This morning I read on Celia’s figjamandlimecordial blog that it is International Scone Week. Who knew? As it happened I was preparing my shopping list. I added a couple of things to it so that I could have a go at ‘playing’ the scone making game this week!
The recipe I’m making available to you is one I’ve cobbled together from a couple of others… mmm, well, kinda, sorta… with a dash of creative modification of my own. I hate to brag, but I could have eaten the entire batch. Good thing it was small!
I’d been craving some kind of bread type food and this satisfied me perfectly, without having to eat gluten or sugar. I’d invite you over to taste them, but they may be gone by the time you get here! Have a great week!
Gluten Free Currant Scones
½ C almond meal
¼ C gluten free flour (Orgran)
¼ C coconut flour
1.5 T xylitol or sugar
1.5 tsp baking powder
½ tsp xanthan gum
¼ tsp sea salt
2 T cold, unsalted butter
1/3 C currants
2 tsp grated orange zest
1 egg yolk
½ C heavy cream
Preheat oven to 210 C (425 F). Place parchment paper onto a baking sheet.
Combine dry ingredients into a bowl and mix with a fork to blend well.
Chop butter into small pieces and add to dry ingredients. Rub into dry ingredients with tips of fingers until it resembles course bread crumbs.
Separate the yolk, add to a cup along with the cream and mix well with a fork to blend.

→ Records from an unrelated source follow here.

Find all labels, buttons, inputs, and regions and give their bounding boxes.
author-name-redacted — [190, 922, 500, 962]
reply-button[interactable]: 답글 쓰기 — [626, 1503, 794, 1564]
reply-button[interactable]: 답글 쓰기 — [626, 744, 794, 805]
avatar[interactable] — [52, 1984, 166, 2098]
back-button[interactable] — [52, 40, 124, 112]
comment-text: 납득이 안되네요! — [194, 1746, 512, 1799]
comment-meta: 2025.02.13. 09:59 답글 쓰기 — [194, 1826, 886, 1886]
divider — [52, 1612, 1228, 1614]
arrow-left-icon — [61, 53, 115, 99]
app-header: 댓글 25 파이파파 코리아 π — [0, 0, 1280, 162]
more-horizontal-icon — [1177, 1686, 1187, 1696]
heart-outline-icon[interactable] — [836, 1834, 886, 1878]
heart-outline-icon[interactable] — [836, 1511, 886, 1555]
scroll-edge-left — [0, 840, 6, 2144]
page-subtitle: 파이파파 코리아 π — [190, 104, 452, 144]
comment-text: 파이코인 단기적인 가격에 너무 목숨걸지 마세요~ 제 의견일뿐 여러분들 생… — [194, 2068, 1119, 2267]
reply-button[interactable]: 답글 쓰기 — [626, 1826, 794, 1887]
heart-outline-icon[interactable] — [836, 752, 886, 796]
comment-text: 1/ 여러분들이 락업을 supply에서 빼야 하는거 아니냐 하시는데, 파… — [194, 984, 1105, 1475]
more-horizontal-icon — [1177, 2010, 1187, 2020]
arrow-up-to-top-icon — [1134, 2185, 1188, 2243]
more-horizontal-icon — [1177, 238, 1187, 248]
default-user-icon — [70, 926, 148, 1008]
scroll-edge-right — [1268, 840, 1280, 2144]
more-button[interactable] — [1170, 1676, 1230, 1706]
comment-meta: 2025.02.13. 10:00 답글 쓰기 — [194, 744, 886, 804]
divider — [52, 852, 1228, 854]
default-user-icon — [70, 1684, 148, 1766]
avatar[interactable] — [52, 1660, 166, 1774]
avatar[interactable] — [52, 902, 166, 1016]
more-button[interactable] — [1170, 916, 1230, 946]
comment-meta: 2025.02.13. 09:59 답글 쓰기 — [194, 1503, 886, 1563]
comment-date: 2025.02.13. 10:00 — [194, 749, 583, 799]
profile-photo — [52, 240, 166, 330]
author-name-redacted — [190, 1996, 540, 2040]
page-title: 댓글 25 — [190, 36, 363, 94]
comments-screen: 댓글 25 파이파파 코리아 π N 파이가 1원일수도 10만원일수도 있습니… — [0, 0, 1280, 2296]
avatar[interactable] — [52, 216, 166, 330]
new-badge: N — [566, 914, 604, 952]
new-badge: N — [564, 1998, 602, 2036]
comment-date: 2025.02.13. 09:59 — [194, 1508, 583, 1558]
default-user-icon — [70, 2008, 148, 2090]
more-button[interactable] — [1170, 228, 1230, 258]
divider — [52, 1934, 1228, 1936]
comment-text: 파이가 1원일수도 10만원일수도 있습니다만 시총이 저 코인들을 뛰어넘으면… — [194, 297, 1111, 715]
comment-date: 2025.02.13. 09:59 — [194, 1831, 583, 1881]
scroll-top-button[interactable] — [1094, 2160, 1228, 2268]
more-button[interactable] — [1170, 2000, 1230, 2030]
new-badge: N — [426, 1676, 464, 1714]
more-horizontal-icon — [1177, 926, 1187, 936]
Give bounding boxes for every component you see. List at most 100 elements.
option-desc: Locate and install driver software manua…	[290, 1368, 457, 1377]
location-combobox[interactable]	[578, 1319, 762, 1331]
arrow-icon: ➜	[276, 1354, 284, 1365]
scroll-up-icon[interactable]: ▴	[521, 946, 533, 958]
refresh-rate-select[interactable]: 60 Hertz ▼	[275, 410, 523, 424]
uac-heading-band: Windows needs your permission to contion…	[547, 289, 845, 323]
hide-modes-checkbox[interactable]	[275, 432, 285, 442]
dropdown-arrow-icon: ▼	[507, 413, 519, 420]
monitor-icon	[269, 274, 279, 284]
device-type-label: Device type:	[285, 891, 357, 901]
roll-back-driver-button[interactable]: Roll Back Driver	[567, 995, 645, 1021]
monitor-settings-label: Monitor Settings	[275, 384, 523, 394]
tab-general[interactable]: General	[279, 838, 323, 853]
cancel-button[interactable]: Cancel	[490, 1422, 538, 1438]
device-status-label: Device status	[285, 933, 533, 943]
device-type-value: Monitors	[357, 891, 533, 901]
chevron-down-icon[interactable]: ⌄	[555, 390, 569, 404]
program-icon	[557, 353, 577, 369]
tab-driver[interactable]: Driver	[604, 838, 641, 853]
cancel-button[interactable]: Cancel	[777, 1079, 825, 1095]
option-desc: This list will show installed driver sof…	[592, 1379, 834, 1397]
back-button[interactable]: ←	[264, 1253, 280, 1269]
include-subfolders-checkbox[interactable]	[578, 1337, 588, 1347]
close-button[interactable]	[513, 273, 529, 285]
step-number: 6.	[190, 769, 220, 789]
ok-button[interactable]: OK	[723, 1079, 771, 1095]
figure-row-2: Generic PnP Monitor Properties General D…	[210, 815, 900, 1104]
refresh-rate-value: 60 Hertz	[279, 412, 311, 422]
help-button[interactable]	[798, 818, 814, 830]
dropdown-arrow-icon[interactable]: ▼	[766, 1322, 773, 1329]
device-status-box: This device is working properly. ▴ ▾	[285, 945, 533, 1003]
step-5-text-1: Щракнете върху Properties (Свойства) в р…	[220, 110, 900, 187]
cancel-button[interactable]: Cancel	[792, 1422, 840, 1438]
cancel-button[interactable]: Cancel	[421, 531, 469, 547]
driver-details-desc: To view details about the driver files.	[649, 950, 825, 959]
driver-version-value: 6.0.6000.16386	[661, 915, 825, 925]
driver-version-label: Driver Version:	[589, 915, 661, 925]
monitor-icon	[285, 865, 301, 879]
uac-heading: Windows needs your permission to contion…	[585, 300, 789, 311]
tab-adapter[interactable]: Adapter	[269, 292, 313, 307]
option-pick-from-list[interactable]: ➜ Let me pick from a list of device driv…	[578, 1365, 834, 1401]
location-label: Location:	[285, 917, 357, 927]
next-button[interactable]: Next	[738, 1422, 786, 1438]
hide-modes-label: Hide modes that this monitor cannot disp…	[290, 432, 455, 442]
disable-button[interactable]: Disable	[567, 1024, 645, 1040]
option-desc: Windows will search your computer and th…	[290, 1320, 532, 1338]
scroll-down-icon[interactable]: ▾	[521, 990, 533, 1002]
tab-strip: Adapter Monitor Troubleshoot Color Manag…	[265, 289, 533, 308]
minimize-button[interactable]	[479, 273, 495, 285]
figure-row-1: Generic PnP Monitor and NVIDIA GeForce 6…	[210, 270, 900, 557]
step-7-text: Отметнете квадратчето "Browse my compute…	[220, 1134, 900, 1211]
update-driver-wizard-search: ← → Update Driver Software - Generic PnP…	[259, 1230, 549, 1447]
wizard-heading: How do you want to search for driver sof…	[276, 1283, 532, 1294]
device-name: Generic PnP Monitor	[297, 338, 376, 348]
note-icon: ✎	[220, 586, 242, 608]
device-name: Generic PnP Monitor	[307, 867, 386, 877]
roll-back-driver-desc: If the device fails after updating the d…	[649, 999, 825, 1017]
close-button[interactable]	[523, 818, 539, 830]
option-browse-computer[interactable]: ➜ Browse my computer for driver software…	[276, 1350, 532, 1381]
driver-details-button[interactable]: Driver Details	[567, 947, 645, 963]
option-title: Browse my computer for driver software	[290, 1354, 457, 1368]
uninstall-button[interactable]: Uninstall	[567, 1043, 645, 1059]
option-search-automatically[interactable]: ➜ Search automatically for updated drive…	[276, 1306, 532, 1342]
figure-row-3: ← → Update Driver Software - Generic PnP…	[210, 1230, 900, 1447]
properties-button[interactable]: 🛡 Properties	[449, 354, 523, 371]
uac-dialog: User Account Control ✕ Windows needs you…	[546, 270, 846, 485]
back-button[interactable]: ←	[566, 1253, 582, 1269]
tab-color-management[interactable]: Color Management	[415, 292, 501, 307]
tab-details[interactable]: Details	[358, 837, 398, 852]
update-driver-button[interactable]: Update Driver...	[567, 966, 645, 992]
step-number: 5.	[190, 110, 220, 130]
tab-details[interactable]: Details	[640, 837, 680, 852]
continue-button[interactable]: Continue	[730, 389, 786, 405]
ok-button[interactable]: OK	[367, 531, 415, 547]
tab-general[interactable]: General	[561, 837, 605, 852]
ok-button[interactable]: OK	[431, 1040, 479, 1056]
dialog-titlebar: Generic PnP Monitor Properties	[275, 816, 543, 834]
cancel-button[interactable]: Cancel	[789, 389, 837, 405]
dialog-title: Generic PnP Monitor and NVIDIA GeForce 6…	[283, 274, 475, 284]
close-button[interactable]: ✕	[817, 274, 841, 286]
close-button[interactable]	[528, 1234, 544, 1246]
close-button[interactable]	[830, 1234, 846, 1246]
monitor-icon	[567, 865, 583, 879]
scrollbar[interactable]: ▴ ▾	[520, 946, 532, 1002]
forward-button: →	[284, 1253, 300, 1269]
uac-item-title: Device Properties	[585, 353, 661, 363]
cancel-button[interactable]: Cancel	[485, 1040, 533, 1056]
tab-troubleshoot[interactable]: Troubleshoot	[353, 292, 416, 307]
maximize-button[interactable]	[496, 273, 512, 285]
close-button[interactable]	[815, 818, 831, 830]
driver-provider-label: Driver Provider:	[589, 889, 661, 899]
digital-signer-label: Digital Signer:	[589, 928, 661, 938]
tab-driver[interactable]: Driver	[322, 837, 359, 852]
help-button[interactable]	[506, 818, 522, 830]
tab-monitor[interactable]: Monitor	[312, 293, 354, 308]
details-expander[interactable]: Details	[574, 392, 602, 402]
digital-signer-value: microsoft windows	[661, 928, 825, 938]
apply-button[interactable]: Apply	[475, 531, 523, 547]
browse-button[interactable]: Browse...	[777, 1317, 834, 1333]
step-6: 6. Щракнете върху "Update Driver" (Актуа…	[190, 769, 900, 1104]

Add all but a small amount of the cream mixture to the dry ingredients, saving a scant tablespoon of mixture to brush over the tops of the scones.
Mix the dough until it comes together as a ball, then turn onto bench top that has been dusted with GF flour. Knead just a few times until it is quite consolidated, then pat into about a 15-20mm (3/4 inch) thick, round shape. Place onto the baking sheet and make cuts right through so that there are 8 small, wedge shaped scones. Brush with the remaining egg and cream mixture.
Bake for 12-13 minutes. The scones will be fairly crumbly, but delicious, if eaten while warm. Or they will become slightly firmer as they cool. Also the sweetness develops a bit further as they cool. The inside is a very tender, soft texture with a nice outer crust.